Charles Michael, por su parte, negó haber estado en Ciempozuelos, los contactos con María Dolores e, incluso, poseer una pistola. Además, se definió como “un hombre de negocios” que consideraba que los agentes debían  haber realizado mejor su trabajo. ¿Y de qué conocía a Eloy?, le preguntaron.
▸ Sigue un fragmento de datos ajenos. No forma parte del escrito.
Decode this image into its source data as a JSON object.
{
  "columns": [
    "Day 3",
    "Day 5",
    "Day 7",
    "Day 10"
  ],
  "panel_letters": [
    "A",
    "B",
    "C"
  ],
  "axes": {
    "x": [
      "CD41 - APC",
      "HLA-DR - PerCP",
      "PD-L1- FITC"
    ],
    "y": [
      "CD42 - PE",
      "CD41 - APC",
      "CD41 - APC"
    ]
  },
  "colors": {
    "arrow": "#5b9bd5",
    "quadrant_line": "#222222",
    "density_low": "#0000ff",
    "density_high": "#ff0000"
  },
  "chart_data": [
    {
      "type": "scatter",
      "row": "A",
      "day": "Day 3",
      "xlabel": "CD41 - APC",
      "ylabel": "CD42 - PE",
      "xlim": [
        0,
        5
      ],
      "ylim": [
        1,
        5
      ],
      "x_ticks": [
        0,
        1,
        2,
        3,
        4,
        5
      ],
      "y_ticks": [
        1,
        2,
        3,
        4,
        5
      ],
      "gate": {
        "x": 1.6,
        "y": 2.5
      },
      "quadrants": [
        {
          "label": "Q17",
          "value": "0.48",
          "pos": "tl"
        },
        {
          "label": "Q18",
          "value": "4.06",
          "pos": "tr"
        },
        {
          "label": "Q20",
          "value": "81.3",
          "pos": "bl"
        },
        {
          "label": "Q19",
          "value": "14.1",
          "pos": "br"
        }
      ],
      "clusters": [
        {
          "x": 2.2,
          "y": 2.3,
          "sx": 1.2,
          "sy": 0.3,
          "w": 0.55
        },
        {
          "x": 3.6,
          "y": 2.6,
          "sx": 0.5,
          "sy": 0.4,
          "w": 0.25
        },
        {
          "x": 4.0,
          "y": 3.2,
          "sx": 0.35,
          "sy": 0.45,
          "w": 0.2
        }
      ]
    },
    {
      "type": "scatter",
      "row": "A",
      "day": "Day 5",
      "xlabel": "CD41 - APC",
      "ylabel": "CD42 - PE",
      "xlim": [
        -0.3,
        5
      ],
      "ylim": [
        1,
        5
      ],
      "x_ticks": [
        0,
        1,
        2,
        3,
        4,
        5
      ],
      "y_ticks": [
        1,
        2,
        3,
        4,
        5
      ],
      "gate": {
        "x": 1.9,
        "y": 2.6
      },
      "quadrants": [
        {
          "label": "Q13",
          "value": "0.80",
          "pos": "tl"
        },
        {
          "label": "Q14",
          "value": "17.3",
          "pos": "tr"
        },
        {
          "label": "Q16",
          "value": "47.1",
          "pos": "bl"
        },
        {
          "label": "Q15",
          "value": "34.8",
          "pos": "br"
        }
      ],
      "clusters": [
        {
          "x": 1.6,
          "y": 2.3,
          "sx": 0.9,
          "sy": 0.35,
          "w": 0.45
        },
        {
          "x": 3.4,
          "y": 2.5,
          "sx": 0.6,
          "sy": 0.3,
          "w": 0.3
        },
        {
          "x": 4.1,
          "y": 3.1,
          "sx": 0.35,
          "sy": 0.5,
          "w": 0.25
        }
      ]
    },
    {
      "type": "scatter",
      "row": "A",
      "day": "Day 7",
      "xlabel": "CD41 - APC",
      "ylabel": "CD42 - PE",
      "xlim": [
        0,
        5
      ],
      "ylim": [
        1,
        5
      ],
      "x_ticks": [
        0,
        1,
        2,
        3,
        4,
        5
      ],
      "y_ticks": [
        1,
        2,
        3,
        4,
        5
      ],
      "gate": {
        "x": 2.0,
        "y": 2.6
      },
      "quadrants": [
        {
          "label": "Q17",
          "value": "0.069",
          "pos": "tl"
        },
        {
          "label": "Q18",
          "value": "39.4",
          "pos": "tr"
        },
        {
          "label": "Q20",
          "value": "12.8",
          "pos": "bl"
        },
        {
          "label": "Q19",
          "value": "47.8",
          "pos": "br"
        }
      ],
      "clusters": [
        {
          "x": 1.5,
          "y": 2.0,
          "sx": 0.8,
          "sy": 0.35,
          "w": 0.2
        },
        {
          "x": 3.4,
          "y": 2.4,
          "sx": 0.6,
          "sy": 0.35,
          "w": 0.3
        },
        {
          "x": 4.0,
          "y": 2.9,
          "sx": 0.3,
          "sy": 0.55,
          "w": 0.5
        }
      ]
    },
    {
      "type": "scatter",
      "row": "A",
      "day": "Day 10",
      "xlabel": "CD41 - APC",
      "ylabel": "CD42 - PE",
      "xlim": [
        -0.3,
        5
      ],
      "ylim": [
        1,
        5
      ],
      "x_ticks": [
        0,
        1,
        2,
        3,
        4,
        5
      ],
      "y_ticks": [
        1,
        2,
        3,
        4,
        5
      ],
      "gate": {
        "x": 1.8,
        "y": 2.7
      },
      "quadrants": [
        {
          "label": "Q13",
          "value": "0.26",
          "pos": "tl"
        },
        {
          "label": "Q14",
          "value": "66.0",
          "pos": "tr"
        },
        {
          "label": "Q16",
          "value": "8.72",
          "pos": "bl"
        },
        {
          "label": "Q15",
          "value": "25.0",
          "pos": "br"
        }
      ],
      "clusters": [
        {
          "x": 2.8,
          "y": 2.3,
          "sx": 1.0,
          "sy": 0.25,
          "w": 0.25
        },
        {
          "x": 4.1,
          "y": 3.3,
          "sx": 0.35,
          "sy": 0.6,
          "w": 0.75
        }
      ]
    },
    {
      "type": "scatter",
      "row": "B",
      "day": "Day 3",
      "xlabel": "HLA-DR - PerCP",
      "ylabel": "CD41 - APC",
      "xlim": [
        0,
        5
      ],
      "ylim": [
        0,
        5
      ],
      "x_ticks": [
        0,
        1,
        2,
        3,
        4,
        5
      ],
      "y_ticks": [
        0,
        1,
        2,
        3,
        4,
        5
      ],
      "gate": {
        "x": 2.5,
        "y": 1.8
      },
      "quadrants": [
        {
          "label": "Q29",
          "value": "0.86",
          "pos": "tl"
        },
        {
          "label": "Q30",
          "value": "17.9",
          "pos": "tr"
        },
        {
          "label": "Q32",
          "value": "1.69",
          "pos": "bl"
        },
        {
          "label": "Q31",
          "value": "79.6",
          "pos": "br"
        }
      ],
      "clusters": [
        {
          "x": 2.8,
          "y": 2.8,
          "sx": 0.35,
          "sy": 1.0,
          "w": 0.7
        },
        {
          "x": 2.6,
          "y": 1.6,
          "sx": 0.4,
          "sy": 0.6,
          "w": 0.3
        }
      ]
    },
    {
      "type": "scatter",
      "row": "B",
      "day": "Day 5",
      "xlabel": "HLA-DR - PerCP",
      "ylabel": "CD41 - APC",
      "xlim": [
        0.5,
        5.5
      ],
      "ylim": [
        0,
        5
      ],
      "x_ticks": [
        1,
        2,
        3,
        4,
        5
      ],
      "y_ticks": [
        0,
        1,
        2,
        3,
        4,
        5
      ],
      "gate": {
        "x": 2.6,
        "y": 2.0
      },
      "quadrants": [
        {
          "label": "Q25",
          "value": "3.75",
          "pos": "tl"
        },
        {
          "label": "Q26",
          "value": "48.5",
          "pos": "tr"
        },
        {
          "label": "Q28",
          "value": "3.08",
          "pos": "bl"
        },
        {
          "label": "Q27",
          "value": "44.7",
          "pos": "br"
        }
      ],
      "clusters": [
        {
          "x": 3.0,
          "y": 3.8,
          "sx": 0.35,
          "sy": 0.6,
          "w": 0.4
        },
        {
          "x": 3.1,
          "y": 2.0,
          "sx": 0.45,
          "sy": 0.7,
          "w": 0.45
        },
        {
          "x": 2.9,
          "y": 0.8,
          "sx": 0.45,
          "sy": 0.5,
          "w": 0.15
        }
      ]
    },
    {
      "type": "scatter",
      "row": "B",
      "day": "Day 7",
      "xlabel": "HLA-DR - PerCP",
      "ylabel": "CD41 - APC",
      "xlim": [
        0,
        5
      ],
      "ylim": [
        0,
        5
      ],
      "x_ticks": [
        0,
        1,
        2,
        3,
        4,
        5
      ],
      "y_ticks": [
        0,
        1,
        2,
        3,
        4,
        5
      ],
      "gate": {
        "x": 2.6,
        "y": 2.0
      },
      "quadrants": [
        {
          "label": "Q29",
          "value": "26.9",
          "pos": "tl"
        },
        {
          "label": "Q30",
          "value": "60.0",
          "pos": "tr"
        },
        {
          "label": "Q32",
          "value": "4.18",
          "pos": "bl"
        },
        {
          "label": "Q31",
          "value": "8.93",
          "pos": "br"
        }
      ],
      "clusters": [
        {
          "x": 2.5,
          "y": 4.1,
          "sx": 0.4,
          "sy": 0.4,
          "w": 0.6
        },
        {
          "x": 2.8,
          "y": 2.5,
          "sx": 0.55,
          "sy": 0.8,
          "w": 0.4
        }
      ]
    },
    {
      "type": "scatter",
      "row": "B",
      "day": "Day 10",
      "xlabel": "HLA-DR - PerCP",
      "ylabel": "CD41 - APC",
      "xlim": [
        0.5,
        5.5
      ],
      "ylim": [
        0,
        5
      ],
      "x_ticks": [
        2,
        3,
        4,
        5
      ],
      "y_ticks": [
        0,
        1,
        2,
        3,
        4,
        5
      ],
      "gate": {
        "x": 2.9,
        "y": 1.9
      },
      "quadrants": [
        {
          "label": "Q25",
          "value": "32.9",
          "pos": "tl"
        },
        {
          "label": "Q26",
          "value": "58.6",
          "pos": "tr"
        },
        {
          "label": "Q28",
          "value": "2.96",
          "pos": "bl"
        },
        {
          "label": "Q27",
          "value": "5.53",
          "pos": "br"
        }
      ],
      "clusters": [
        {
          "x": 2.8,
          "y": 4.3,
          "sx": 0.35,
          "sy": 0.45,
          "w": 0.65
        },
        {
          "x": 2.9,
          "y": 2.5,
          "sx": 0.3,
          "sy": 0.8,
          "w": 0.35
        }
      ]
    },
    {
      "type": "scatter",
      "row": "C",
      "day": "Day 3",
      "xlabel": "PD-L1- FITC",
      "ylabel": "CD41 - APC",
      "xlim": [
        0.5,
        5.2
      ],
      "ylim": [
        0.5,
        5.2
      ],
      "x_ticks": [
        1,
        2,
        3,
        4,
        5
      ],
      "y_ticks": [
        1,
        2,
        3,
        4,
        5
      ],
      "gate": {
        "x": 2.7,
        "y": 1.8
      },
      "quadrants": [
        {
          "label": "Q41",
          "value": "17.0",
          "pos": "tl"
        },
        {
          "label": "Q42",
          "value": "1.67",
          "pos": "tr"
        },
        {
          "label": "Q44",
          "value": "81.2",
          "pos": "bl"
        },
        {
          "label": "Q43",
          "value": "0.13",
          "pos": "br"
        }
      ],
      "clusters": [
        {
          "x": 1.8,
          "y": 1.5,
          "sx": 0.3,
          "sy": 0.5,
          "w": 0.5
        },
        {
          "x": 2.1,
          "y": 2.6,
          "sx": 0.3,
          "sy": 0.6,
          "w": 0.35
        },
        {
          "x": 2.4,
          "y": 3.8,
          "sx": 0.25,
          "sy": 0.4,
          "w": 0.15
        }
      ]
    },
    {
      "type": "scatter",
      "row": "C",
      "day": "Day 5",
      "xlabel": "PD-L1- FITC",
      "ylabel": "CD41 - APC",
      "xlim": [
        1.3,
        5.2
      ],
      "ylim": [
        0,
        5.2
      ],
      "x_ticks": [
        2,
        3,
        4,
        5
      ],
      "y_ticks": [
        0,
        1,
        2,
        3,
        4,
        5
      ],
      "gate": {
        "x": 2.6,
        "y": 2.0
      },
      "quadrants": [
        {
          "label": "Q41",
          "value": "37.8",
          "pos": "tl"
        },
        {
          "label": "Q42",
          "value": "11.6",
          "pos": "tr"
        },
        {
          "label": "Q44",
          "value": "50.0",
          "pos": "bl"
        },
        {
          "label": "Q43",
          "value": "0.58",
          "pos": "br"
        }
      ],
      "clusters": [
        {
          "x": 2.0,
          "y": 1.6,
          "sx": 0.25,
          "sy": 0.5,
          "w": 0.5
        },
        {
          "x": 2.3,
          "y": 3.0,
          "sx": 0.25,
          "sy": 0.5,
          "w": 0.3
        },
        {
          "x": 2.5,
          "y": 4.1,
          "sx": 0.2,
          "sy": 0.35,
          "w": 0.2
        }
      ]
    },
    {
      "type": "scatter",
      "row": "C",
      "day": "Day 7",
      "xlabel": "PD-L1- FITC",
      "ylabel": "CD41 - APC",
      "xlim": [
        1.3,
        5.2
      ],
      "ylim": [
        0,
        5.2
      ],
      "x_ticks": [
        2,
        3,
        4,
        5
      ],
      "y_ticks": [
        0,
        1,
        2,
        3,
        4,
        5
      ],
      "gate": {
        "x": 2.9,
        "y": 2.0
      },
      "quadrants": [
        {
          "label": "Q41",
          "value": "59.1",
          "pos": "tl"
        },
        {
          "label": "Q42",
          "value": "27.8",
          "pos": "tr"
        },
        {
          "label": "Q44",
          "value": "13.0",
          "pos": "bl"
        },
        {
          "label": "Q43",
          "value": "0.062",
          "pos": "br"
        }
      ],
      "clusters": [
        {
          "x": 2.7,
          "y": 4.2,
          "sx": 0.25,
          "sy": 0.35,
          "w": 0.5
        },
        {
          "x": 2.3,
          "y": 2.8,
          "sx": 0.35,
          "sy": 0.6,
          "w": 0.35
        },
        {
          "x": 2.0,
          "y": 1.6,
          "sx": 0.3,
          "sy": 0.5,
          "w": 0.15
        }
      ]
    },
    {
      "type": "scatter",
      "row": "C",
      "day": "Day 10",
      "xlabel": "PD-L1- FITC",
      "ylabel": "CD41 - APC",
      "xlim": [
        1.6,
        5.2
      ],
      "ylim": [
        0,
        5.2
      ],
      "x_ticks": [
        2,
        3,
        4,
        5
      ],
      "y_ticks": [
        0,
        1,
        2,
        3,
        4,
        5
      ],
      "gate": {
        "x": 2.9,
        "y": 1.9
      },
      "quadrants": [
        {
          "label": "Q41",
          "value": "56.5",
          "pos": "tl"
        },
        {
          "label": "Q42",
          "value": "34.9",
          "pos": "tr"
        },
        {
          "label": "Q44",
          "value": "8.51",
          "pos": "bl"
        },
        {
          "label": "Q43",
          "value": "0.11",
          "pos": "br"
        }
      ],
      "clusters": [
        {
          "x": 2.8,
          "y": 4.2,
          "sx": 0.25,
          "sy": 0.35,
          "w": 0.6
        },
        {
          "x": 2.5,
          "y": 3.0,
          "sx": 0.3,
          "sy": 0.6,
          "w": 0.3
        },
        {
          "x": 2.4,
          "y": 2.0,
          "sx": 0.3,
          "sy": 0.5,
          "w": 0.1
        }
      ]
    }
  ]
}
Según él, contactó con él para informarse sobre temas de seguridad. “Debe tener miedo, pero no de mí. Eloy mezcla verdades con mentiras. Me habló de que tenía una amiga con problemas con un pederasta. Otro día me contó que se habían cargado al ex marido de su amiga y, al preguntarle si había sido la mujer, me dijo que no". ¿Y por qué los agentes le escucharon en diversas escuchas pedir dinero a Eloy?, repreguntaron.  “Le había prestado dinero cuando no tenía liquidez. Quería recuperarlo para comprarme un coche y no tener broncas con mi mujer”, se defendió.

También negó los hechos la ideóloga del crimen. De Eloy dijo que era confidente de la Guardia Civil y que la había incriminado para librarse de sus causas por drogas. Negó saber que el juez le había dado la custodia a su ex y afirmó haberse enterado de su muerte por los medios. Sin embargo, en una de las escuchas telefónicas, se escuchó cómo preguntó a María Emilia Casas, entonces  presidenta del Tribunal Constitucional, cómo debía recurrir la custodia. Estaba tan desesperada que buscó la forma de acceder a ella para pedirla ayuda, a pesar de que no la conocía.

Las distintas versiones de los acusados y el relato de los hechos no cuadraron en la sala de la Audiencia. Sin embargo, la acusación particular y el fiscal rebajaron de 39 a 13 años la solicitud de cárcel para Eloy, el supuesto intermediario en la aplicación de la atenuante muy cualificada de ayuda a la Guardia Civil para esclarecer los hechos gracias a su confesión parcial. También apreciaron la atenuante de reparación parcial del daño, pues en el juicio ‘donó’ su piso como responsabilidad civil a los familiares de la víctima.

La parte más dura fue para la ex exposa. El Fiscal dijo: “Solo podemos evitar la derrota de la víctima con una condena, aunque su hija sufra una cadena perpetua” y después elevó su petición de condena de 43 a 45 años. María Dolores utilizó su último turno de palabra en el juicio para defender su inocencia. Lo hizo sin llorar, tal y como le había prometido a su hija: “No voy a llorar porque mi vida se derrotaría. Ni los buenos son tan buenos ni los malos tan malos. Amo a mis hijos por encima de todo y voy a luchar por ellos aunque me cueste la vida”. Aún retumbaban en la sala otras palabras suyas,  escuchadas días antes en una grabación de los agentes de Homicidios de la Guardia Civil. María Dolores decía: “Pobrecito. Está muerto. Anda, que se pudra bajo tierra y se lo coman las víboras bajo tierra por no cumplir con sus deberes como padre”.  Con la primeras palabras, concluyó el juicio ante la Audiencia de Madrid. Con las segundas, puso punto y final a su historia emocional con Miguel Ángel. Sólo le resta esperar el veredicto.